Since films are a series of photographs run together fast so that we can discover a narrative in them, a single photograph of a scene — a freeze-frame, so to speak — can capture a moment from this narrative for eternity. But to mirror the cinematic mood of a moment from a film in not a still from the movie but a photograph of the scene being rehearsed takes a rare talent, something that Nemai Ghosh was blessed with. Think of that scene in Goopy Gyne Bagha Byne where Goopy and Bagha are in the bnaashbon and a tiger wanders in. The mood and the music are thick with tension to the point of being stifling. Ghosh’s first-ever shot of Satyajit Ray was around this time, along with Tapen Chatterjee and Robi Ghosh. The three men (Ghosh has his back to the camera) are seen framed by a gap between two trees. The striations made by roots on the trunks in the foreground are visually paralleled by the three men standing and the bamboo trees visible behind them, tricking the eye into travelling lengthwise from the light filtering in above the subjects to the dense, darker lower half of the image where the action is. This evokes a similar sense of action as the film and this is the opening image of the show, Light and Shadow: Satyajit Ray Through Nemai Ghosh’s Lens (organised by DAG and on view at the Alipore Museum).

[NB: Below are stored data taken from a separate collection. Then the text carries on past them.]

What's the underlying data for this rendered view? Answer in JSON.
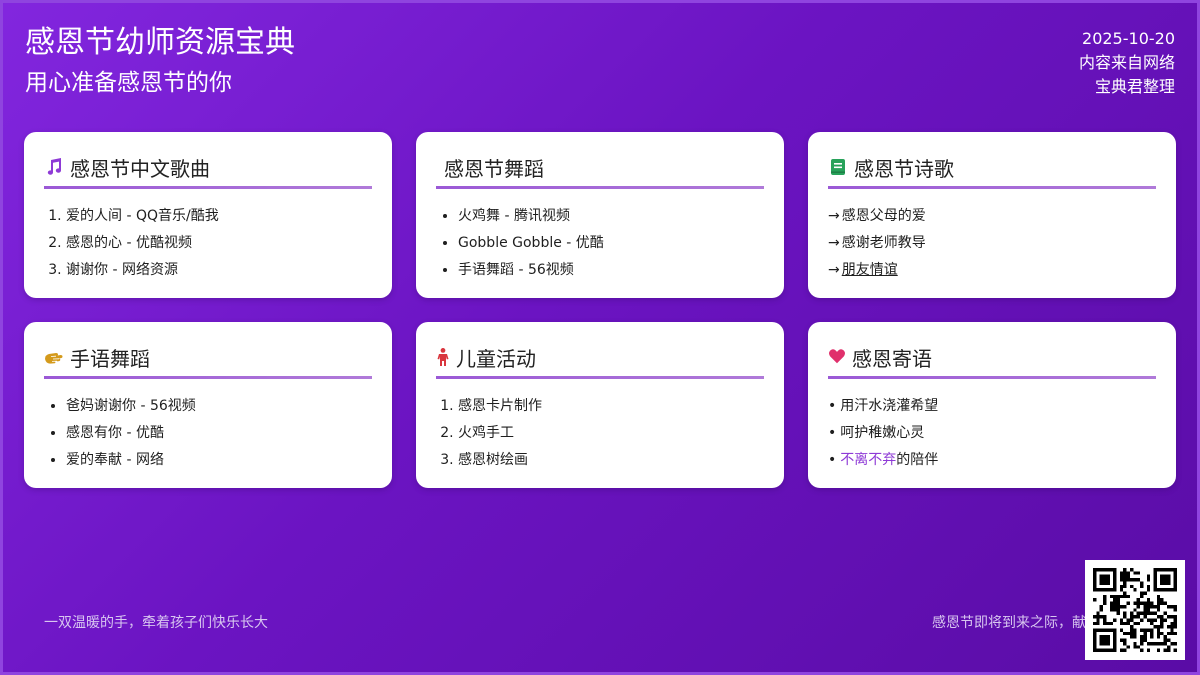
{
  "header": {
    "title": "感恩节幼师资源宝典",
    "subtitle": "用心准备感恩节的你",
    "date": "2025-10-20",
    "source": "内容来自网络",
    "editor": "宝典君整理"
  },
  "cards": [
    {
      "title": "感恩节中文歌曲",
      "icon": "music-note-icon",
      "items": [
        "爱的人间 - QQ音乐/酷我",
        "感恩的心 - 优酷视频",
        "谢谢你 - 网络资源"
      ]
    },
    {
      "title": "感恩节舞蹈",
      "items": [
        "火鸡舞 - 腾讯视频",
        "Gobble Gobble - 优酷",
        "手语舞蹈 - 56视频"
      ]
    },
    {
      "title": "感恩节诗歌",
      "icon": "book-icon",
      "items": [
        "感恩父母的爱",
        "感谢老师教导",
        "朋友情谊"
      ]
    },
    {
      "title": "手语舞蹈",
      "icon": "hand-icon",
      "items": [
        "爸妈谢谢你 - 56视频",
        "感恩有你 - 优酷",
        "爱的奉献 - 网络"
      ]
    },
    {
      "title": "儿童活动",
      "icon": "child-icon",
      "items": [
        "感恩卡片制作",
        "火鸡手工",
        "感恩树绘画"
      ]
    },
    {
      "title": "感恩寄语",
      "icon": "heart-icon",
      "items": [
        "用汗水浇灌希望",
        "呵护稚嫩心灵",
        "的陪伴"
      ],
      "highlight": "不离不弃"
    }
  ],
  "footer": {
    "left": "一双温暖的手，牵着孩子们快乐长大",
    "right": "感恩节即将到来之际，献给"
  },
  "qr": {
    "icon": "qr-code-icon"
  },
  "colors": {
    "background_start": "#8226de",
    "background_end": "#5a0ca6",
    "accent": "#9b59d6",
    "highlight": "#8e3ad6",
    "music_icon": "#8e3ad6",
    "book_icon": "#27a25a",
    "hand_icon": "#d49a1c",
    "child_icon": "#d9363e",
    "heart_icon": "#e0306c"
  }
}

Some viewers would not be wrong to experience a sense of déjà vu upon venturing into the exhibition for Ghosh’s photographs of the maestro — Ray called Ghosh his Boswell with a camera — are familiar to Calcuttans, having been the subject of several photography exhibitions over the years, not to mention books and newspaper articles. But what is interesting is that the venue of the ongoing show, Alipore Museum, is not a traditional art space visited only by Bengali connoisseurs but also by many others for whom Ghosh’s vision of Ray and the people who enlivened the magical worlds he conjured was a revelation. Thus the viewers’ excitement on discovering a candid photograph of Smita Patil with a telephoto lens aimed at Ray or a more sombre side to Utpal Dutt — who they had only seen in Gol Maal until then — from Jana Aranya was revealing.

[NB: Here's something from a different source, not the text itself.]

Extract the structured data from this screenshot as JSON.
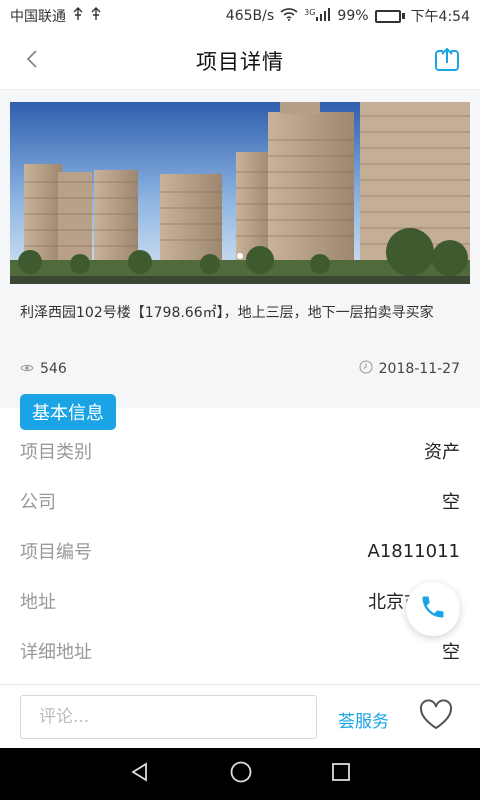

Ghosh’s photographs are invaluable not only because they serve as a visual narrative that chronicles the journey of Indian cinema but also as mirror photography’s philosophical engagement with, and its momentary failures to illuminate, the mysterious, shifting, lines that ostensibly separate reality from illusion. A still from Seemabaddha shows the actress, Parumita Chowdhury, gazing at an oval mirror (picture, left). The exchange that takes place in this intensely private moment remains elusive to the photographer, revealing the camera’s occasional limitation as a tool of inquiry in a world made more of shadows than light. Yet, in another such shot, Ray — who is usually facing Ghosh’s camera, his face revealing the inner workings of his mind — sits alone and slightly hunched over in the shade of a tree with his face buried in his palm (picture, right). Even though the camera and the viewer cannot see his face, the camera, in this instance, has clearly captured and conveyed the maestro’s mood.